I’m looking at you, my fellow locals. And only you. Although, just to be clear, when I say “locals” I mean my peers, my friends, the other people of color who were born in the Bay Area, and raised in the Bay Area, who have family here, and connections, and a history, and a home.
Please don’t leave me. I can’t take it anymore. You are breaking my heart when you leave, because you are abandoning me here, and I feel so fucking lonely now.
Look, I know it’s hard here. I know there are a million reasons to leave. So many of our friends died in that fire, and now the city doesn’t feel the same anymore. There are no fun underground parties. It’s getting really expensive to live here, but we still can’t find jobs that will help us keep our homes. We’re being boxed in by interlopers who look at us like Oakland savages that should be kept in a cage so they can ogle us whenever it’s convenient for them. The homelessness is out of control, although it’s not that homelessness in and of itself is a bad thing, but it seems to be symbolic of the internalized stress of the housing crisis in Oakland. It’s the class divide on our doorsteps. The police force is falling apart, which (if you’re an anarchist like me) isn’t necessarily the worst thing on the list but it is emblematic of the chaos and mismanagement that seems to be engulfing this city.

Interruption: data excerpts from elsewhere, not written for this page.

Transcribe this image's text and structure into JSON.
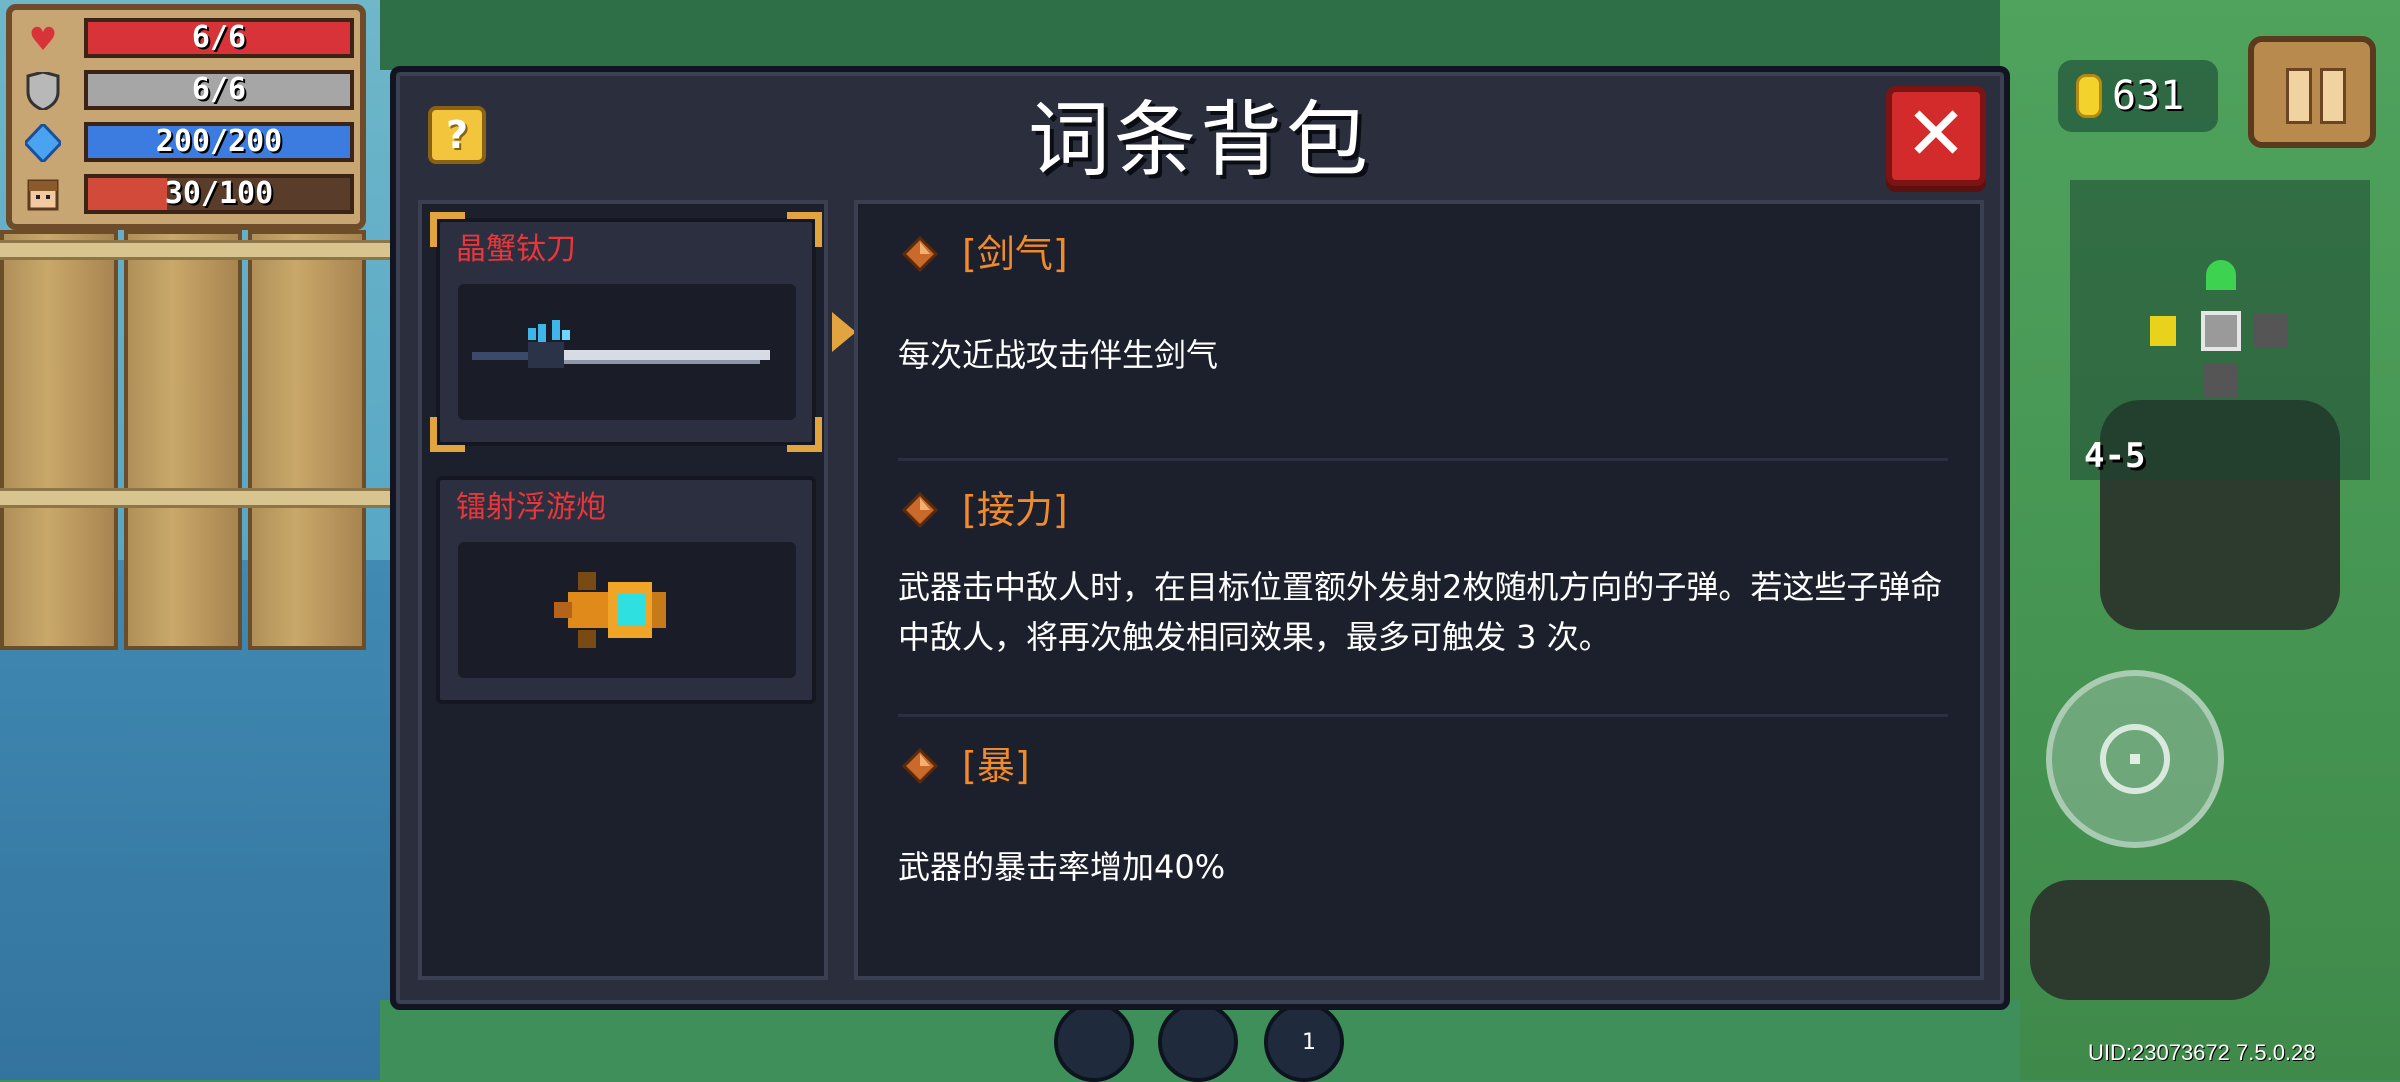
{
  "hud": {
    "hp": "6/6",
    "hp_fill": 1.0,
    "armor": "6/6",
    "armor_fill": 1.0,
    "energy": "200/200",
    "energy_fill": 1.0,
    "exp": "30/100",
    "exp_fill": 0.3,
    "coins": "631",
    "level": "4-5",
    "uid": "UID:23073672 7.5.0.28",
    "skill_count": "1"
  },
  "dialog": {
    "title": "词条背包",
    "help_label": "?",
    "close_label": "✕"
  },
  "weapons": [
    {
      "name": "晶蟹钛刀",
      "selected": true
    },
    {
      "name": "镭射浮游炮",
      "selected": false
    }
  ],
  "entries": [
    {
      "title": "[剑气]",
      "desc": "每次近战攻击伴生剑气"
    },
    {
      "title": "[接力]",
      "desc": "武器击中敌人时，在目标位置额外发射2枚随机方向的子弹。若这些子弹命中敌人，将再次触发相同效果，最多可触发 3 次。"
    },
    {
      "title": "[暴]",
      "desc": "武器的暴击率增加40%"
    }
  ],
  "colors": {
    "hp": "#d9333a",
    "armor": "#a6a6a6",
    "energy": "#3c7be0",
    "exp": "#d14a3a",
    "entry_title": "#f08a2a",
    "weapon_name": "#e8363a"
  },
  "icons": {
    "hp": "heart-icon",
    "armor": "shield-icon",
    "energy": "diamond-icon",
    "exp": "character-head-icon",
    "coin": "coin-icon",
    "entry": "gem-icon"
  }
}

I know why you’re leaving. Over the past five years, this town has gotten worse and worse and worse. They have taken the things we loved about this city and replaced it with wan, benign pseudo-culture. The changes that happen rarely seem to benefit us or welcome us. This place doesn’t feel like home anymore.
So we ask ourselves: how did we let this happen? How did we fail each other? And for many people, the only way they know how to answer those questions is to leave.
I am not leaving.
Which is why I wish you wouldn’t leave either. I have decided to stay here, even through the bad times. Even though I barely like being here because I don’t recognize this city as my home anymore. I feel like an outsider in the city where I was born. I have decided that I am going to stick this out. I am going to fight for something better. I think that this can become home, again. I think that there is something I can do or say to make at least some of this better. So we can stop feeling like we are constantly at odds with each other. So that we can support each other and find solace here again. So that this city looks like us again, and not them. This is our city. We deserve it. And if it’s in shambles, we should fix it.
I know. This is hard. In fact, for some of us it’s impossible. That’s what gentrification has done to us: some of us have to leave. Some of us are necessarily displaced and don’t have a choice. I am lucky enough to have a choice. I choose Oakland.
I don’t care if this fight kills me. It probably will. I already feel weary from being here. Which is why I want to say: I need you. Please don’t leave me. I can’t do this without you.